Market movers today
- The main item this week is the FOMC meeting on Wednesday. We expect an uneventful meeting where the Fed will most likely keep monetary policy intact and not give new policy signals.
- The Riksbank convenes on Tuesday. Will there be new signals about the policy rate and will the Riksbank specify QE volumes in Q3? Since the February meeting, the pandemic has turned dramatically worse, which in conjunction with a depressed longer-term inflation outlook, leads us to believe that the repo rate path will stay put and the Riksbank remaining more open to a cut if needed rather than tighten policy.
- This week President Joe Biden is expected to release details of his second economic reform package focused on social spending financed by higher taxes on wealthy Americans.

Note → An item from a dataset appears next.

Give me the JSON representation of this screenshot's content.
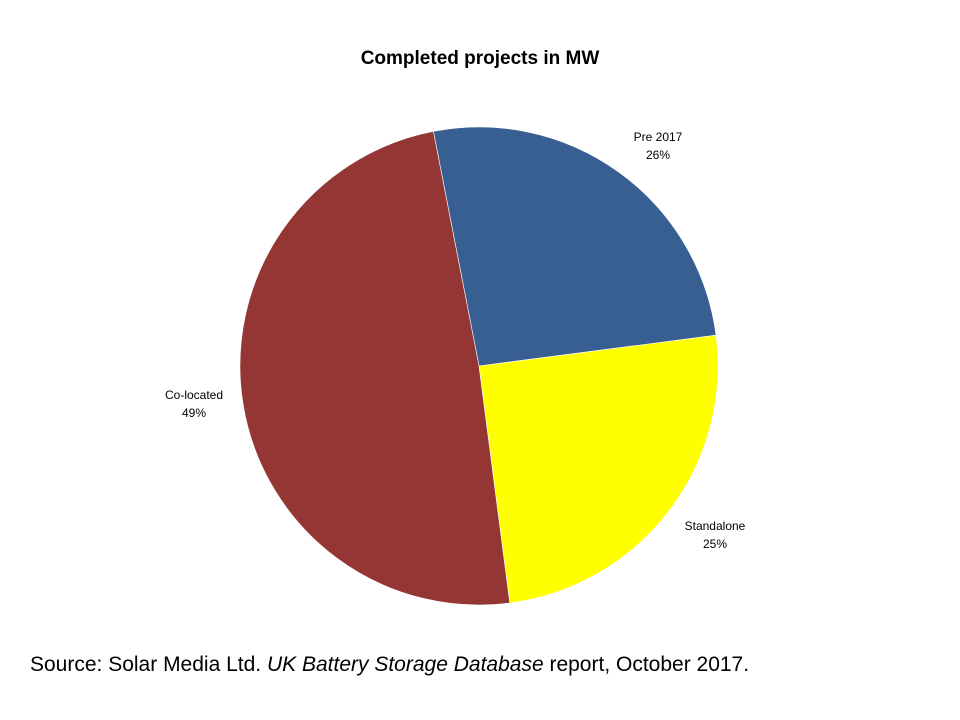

- Today the Ifo report is published for April. From the US significant data releases include durable goods orders for March.
- Early Tuesday morning, we expect the Bank of Japan to keep its policies unchanged following last months’ policy tweaks in the wake of their review. We will get fresh forecasts for inflation, where we can expect 2023 to mark another year of not reaching the 2% inflation target, the last in governor Kuroda’s current five-year tenure.
The 60 second overview
US: Service PMI for April surprised on Friday rising to an extremely high level of 63.1 services. Manufacturing PMI was close to expectations at a still high level of 60.6 in April. Hence, economic activity is high in US as many people are vaccinated and states are reopening.
Copper: The copper price continues to rise amid recovery in the global economy, a weak dollar and tight supply. It is steadily moving towards the USD10,000/MT mark, which it has not seen since 2011.
Equities: Global equities closed mostly higher on Friday as strong macro and earnings outweighed the proposed capital tax hike. Value intense sectors outperformed slightly despite trailing yields, cyclical beat defensives and small caps beat large caps. S&P 1.1%, Nasdaq 1.4%, Dow 0.7% and Russell 2000 1.8%. On sectors, financials and materials took the lead. On the other end, defensives with consumer staples and utilities the only sectors in red. The buoyant sentiment lingers this morning with Asian markets mostly higher and US futures indicating a green start to the week.
FI: 10Y US Treasuries was volatile on Friday as the yield moved between 1.53% and 1.58% before ending the day at 1.58%. Bunds are also range trading around the -30bp level. We believe that the range trading will continue as we do not expect any major changes.
FX: USD was the big loser on Friday and in particular vis-à-vis EUR, which saw EUR/USD touch the 1.21 mark. EUR/NOK and EUR/SEK remained range bound and EUR/DKK continued to trade close to the 7.4360 low and recent FX intervention level.
Credit: There was a slight tightening tendency for EUR credit on Friday where iTraxx Xover tightened 3½bp (to 249bp) and Main ½bp (to 50bp). HY bonds closed 2bp wider and IG around ½bp tighter.